Several musical instrument makers employ wenge in their products. Mosrite used it for bodies of their Brass Rail models. Ibanez and Cort use it for the five-piece necks of some of their electric basses. Warwick electric basses used FSC sourced wenge for fingerboards and necks as of 2013. It is also used by Yamaha as the centre ply of their Absolute Hybrid Maple drums.

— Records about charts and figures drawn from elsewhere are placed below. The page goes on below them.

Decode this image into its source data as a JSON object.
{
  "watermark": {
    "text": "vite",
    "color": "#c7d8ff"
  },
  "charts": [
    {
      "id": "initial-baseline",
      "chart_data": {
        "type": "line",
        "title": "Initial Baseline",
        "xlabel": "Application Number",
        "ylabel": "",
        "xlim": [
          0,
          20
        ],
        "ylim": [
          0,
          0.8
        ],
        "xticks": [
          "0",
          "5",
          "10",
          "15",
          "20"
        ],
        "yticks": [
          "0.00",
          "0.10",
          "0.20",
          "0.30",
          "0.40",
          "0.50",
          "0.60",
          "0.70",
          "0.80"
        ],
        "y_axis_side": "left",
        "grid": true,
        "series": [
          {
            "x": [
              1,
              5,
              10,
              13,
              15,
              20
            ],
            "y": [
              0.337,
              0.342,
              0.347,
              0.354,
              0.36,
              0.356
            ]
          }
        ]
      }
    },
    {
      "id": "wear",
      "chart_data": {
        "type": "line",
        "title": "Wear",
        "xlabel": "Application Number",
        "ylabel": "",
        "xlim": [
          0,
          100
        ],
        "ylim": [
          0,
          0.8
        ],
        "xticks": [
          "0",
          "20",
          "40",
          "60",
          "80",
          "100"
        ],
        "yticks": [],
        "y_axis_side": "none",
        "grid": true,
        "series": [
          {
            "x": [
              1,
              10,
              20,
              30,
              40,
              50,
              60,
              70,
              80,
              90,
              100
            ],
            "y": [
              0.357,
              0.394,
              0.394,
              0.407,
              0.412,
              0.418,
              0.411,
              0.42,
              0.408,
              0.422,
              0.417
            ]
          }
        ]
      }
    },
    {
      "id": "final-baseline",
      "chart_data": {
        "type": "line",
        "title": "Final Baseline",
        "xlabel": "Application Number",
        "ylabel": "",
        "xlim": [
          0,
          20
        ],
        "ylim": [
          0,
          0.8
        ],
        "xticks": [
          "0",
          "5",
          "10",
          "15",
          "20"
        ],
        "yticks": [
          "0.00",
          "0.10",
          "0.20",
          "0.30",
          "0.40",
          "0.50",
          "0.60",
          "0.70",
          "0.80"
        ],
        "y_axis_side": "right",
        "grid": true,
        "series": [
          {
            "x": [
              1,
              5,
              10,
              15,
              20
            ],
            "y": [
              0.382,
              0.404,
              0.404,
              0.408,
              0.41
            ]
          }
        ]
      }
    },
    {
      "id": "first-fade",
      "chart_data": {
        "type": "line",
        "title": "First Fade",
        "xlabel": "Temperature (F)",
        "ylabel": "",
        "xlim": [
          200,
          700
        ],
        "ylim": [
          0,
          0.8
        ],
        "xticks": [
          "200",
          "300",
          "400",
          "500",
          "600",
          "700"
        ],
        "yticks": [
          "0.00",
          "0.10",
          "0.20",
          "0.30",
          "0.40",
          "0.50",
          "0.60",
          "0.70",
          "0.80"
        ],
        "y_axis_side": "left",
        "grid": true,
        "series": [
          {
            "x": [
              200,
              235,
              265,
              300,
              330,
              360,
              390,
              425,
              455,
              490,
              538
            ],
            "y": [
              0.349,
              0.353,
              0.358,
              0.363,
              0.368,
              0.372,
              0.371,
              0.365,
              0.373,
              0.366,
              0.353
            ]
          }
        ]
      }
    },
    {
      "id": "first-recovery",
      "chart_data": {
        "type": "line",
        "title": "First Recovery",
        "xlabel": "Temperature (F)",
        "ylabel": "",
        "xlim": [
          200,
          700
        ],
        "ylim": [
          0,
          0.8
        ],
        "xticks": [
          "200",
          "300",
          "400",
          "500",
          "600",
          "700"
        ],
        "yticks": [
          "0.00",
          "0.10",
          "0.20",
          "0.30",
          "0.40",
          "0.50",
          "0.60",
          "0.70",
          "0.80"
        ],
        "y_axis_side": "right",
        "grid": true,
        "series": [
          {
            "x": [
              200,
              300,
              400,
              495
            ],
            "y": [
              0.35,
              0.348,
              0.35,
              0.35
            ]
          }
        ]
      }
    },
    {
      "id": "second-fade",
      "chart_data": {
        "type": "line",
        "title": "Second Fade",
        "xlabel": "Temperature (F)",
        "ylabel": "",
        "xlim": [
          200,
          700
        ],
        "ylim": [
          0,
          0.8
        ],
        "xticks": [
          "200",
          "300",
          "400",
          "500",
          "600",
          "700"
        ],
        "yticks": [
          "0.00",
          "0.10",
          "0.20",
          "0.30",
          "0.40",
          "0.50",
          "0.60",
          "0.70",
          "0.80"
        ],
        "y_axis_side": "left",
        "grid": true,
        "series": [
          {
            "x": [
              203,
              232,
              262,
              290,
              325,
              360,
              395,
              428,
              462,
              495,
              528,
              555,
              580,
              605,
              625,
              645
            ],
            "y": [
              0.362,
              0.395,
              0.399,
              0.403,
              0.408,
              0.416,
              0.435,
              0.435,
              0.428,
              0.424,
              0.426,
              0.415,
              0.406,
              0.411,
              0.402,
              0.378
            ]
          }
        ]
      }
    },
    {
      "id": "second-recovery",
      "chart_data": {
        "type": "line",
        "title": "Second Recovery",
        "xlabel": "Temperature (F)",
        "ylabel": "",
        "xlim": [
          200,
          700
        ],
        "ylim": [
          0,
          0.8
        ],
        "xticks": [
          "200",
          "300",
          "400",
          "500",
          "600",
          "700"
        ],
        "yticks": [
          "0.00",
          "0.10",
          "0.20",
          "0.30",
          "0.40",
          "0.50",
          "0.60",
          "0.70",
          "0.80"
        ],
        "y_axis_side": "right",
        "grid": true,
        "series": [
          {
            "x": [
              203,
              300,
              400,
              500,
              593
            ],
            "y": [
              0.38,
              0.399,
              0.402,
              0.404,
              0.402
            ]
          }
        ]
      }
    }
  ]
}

The wood is popular in segmented woodturning because of its dimensional stability and colour contrast when mixed with lighter woods such as maple. This makes it especially sought after in the manufacture of high-end wood canes and chess boards.

The wood is sometimes used in the making of archery bows, particularly as a laminate in the production of flatbows. It can also be used in the making of rails or pin blocks on hammered dulcimers.

The wood may also be used for kendamas. Though a ken could be made entirely out of wenge, it's generally used to substitute a portion of the big/small cups while the rest of the ken is made out of a softer, less dense wood. This concentration of weight in the big and/or small cup facilitates balance tricks such as lunars.

==Health hazards==
The dust produced when cutting or sanding wenge can cause dermatitis similar to the effects of poison ivy and is an irritant to the eyes. The dust also can cause respiratory problems and drowsiness. Splinters are septic, similar to those of greenheart (the wood of Chlorocardium rodiei).